To specify a range, instead, we can separate the track numbers with an hyphen. To extract tracks from 2 to 4, for example, we would invoke the application this way:

$ cdparanoia -XB 2-4

If we want to extract from the first track to a specific one, it’s enough to specify only the latter, so to extract from the beginning to the fourth track, we would run:

$ cdparanoia -XB -- -4

Cdparanoia let us rip only specific parts of a track. The syntax to use is quite simple: we specify the track that should be ripped, and then between brackets, the fine-grained offset:


Where ww are the hours, xx are the minutes, yy are the seconds and zz are the sectors to be ripped. If a field is 0 doesn’t need to be specified. Let’s see an example. Say we want to extract from the minute 5:37 to the minute 5:45 of the first track of the album; we would invoke cdparanoia like that:

$ cdparanoia -XB 1[5:37]-1[5:45]

Encoding ripped tracks

Respecting the Unix philosophy of “do one thing and do it right”, cdparanoia doesn’t care about encoding extracted tracks in compressed formats such as ogg, mp3 (lossless) or flac. Performing such encodings is however quite simple using the appropriate tools. Cdparanoia have the capability of ripping tracks directly to standard output, therefore we can pipe it through other programs which will perform the conversion. For example, say we want to save the tracks and convert them to flac, using the flac encoder; we would run:

$ cdparanoia -X 1 - | flac - -o track01.flac

In the above command we invoke cdparanoia by specifying the track number to be extracted and the - symbol to instruct the program to put its stream directly to stdout (standard output). We than used a pipe to use cdparanoia output as the flac encoder standard input. To instruct the latter to read from its standard input we used the - symbol again, than we used the -o option to specify the name that should be used for the final file.

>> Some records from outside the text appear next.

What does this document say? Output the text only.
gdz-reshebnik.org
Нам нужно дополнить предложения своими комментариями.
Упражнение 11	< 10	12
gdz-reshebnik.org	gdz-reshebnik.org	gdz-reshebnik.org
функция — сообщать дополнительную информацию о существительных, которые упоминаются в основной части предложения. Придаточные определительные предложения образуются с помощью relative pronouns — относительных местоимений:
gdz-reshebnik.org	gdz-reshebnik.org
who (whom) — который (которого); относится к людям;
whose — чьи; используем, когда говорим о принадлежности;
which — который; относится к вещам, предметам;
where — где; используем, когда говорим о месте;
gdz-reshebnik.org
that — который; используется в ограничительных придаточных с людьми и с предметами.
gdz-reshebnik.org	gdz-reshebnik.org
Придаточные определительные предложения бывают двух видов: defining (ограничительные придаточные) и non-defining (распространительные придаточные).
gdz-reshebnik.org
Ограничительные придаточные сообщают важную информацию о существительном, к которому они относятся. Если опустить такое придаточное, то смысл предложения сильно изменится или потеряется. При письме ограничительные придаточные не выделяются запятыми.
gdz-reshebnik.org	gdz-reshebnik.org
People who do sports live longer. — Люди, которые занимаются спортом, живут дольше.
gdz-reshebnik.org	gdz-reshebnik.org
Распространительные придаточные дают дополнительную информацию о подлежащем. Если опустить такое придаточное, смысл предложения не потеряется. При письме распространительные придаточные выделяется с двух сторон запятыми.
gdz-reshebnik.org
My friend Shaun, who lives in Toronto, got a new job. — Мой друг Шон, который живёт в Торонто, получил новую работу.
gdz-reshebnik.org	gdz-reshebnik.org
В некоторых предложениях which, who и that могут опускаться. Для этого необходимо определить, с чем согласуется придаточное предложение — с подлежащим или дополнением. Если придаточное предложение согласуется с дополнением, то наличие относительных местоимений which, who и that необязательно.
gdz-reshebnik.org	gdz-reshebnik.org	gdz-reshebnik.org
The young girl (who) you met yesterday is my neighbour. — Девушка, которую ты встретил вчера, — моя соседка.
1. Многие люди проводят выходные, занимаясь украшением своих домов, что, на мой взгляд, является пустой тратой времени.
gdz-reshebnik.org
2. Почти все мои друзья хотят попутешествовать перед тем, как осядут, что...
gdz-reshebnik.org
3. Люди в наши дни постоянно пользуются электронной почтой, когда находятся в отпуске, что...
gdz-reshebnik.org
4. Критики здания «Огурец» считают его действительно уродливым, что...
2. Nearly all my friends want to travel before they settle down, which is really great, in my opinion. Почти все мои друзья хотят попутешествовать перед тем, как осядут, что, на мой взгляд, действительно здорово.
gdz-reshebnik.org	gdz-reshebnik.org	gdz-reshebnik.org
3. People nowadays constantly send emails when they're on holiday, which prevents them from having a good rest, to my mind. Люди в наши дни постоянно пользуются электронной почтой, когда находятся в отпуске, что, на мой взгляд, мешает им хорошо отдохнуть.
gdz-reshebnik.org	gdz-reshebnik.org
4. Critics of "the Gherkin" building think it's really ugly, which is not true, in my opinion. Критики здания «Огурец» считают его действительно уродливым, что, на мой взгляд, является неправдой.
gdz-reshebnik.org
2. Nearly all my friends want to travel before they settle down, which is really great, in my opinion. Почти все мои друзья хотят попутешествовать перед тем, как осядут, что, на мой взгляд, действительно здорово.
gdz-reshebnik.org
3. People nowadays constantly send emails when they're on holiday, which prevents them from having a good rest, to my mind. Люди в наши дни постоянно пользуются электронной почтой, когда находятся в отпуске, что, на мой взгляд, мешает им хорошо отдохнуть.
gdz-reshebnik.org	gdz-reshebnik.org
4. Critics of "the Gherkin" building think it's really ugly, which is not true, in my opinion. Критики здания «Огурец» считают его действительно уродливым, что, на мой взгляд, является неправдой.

To compress the file in .mp3 format, we can use the lame application instead. We would run:

$ cdparanoia -X 1 - | lame -b 320 - track01.mp3

We piped the output of cdparanoia to the lame application which is used to create mp3 audio files. Since mp3 is a lossy format, we used the -b option of the latter to specify a fixed bitrate of 320kbps and, again, the - symbol to instruct the application to read from its standard input; finally, we provided the name of the output file, just like in the previous example.

To encode extracted tracks in the .ogg format, we can use the oggenc application, which is part of the vorbis-tools suite. In the following example we encode the audio specifying that an average bitrate of 256 kbps should be used, and that the output file should be named track01.ogg:

$ cdparanoia -X 1 - | oggenc - -b 256 -o track01.ogg


In this tutorial we learned how to rip audio CDs using the cdparanoia application. We learned how to extract all the audio tracks from a compact disc, how to extract only specific tracks or even specific segment of a track. By default cdparanoia extracts the track using the .wav format, but we learned how to compress the application output with other utilities as flac, lame and oggenc to encode the stream respectively to the .flac, .mp3 and .ogg formats.